Your book is in a unique format—a calendar. Can you talk more about why you chose that format and what it offers readers?
The Salem witch hysteria began in January 1692 and it lasted nearly twelve months–an entire year! I thought if I designed the book as a calendar it would allow people to follow the story in real time, month by month. Plus, they could actually use it as a 2013 calendar. Here each month is contrasted with the same month in 1692, in which events are presented in day-by-day diary style. The pages are also illustrated with 67 color photographs of important sites and landmarks, gravestones and contemporary portraits of the leading figures, and important documents.
What was it like to discover, during the course of your research, that some of your ancestors were involved in the trials?
Anyone whose ancestors settled in northeastern Massachusetts before 1692 is almost certain to be related to someone who played some direct or indirect role in the witch trials.
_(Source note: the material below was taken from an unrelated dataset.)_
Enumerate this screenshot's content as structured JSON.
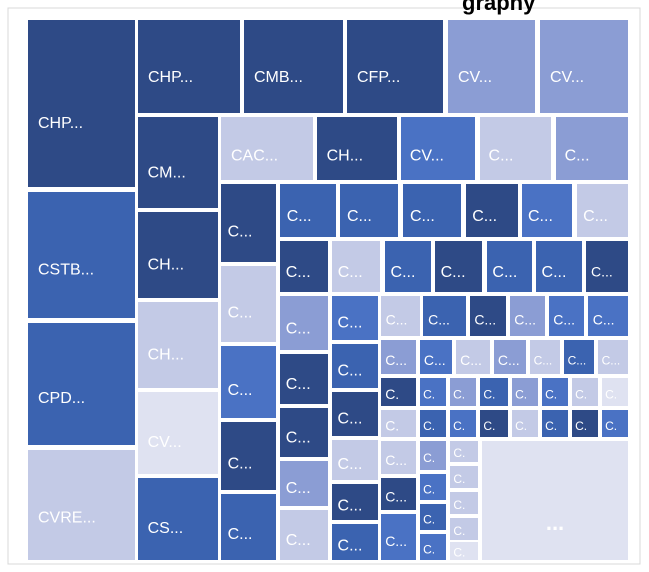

Over 114 people from 26 different towns were accused of witchcraft, and hundreds of others were involved as accusers and witnesses in various capacities. Since some of my ancestors settled in Massachusetts in the early 17th century, I found several who were involved: one alleged “witch” who was sentenced to death (but who was sprung from jail by powerful friends), a man who served as a stenographer in several of the trials, another who was a spectator at one of the hangings (and who reported back to one of the trial judges his opinion that all five of the victims had been innocent), and another, a notorious minister of Salem, who was one of the most energetic of the witch persecutors and attended all the hangings. All this made me wonder how I would have behaved under similar circumstances.
What was the most interesting story you unearthed?
Believe it or not, there is still a living witness to the witch trials! In 1632 John Endicott, first colonial governor of Massachusetts Bay, planted an orchard of fruit trees, with seeds imported from England. He put the trees on his farm three miles north of downtown Salem, in what is now Danvers, Mass. This farm was situated along Endicott Street, which is now an avenue of industrial buildings and shopping malls. Behind the parking lot of the Osram Sylvania Plant, surrounded by a black iron fence, stands a lone ancient pear tree, the last survivor of the governor’s orchard, now 380 years old and still bearing fruit. The tree would have been fully grown when owned and tended by the governor’s sons and grandsons, most of whom played roles as witnesses and accusers at the witch trials. The tree is the “oldest living fruit tree in America.”
Editor’s Note: I received a copy of Kendall’s calendar, and after flipping through a few pages, found myself immersed for several hours. It is both visually appealing, with photos of houses and public buildings relevant to the trials, as well as historically accurate. (Imagine living in a building with such intense history; could you stand it?) It is much more than a calendar, to be read and referred to, beyond 2013, as much for its thrilling story as precise details.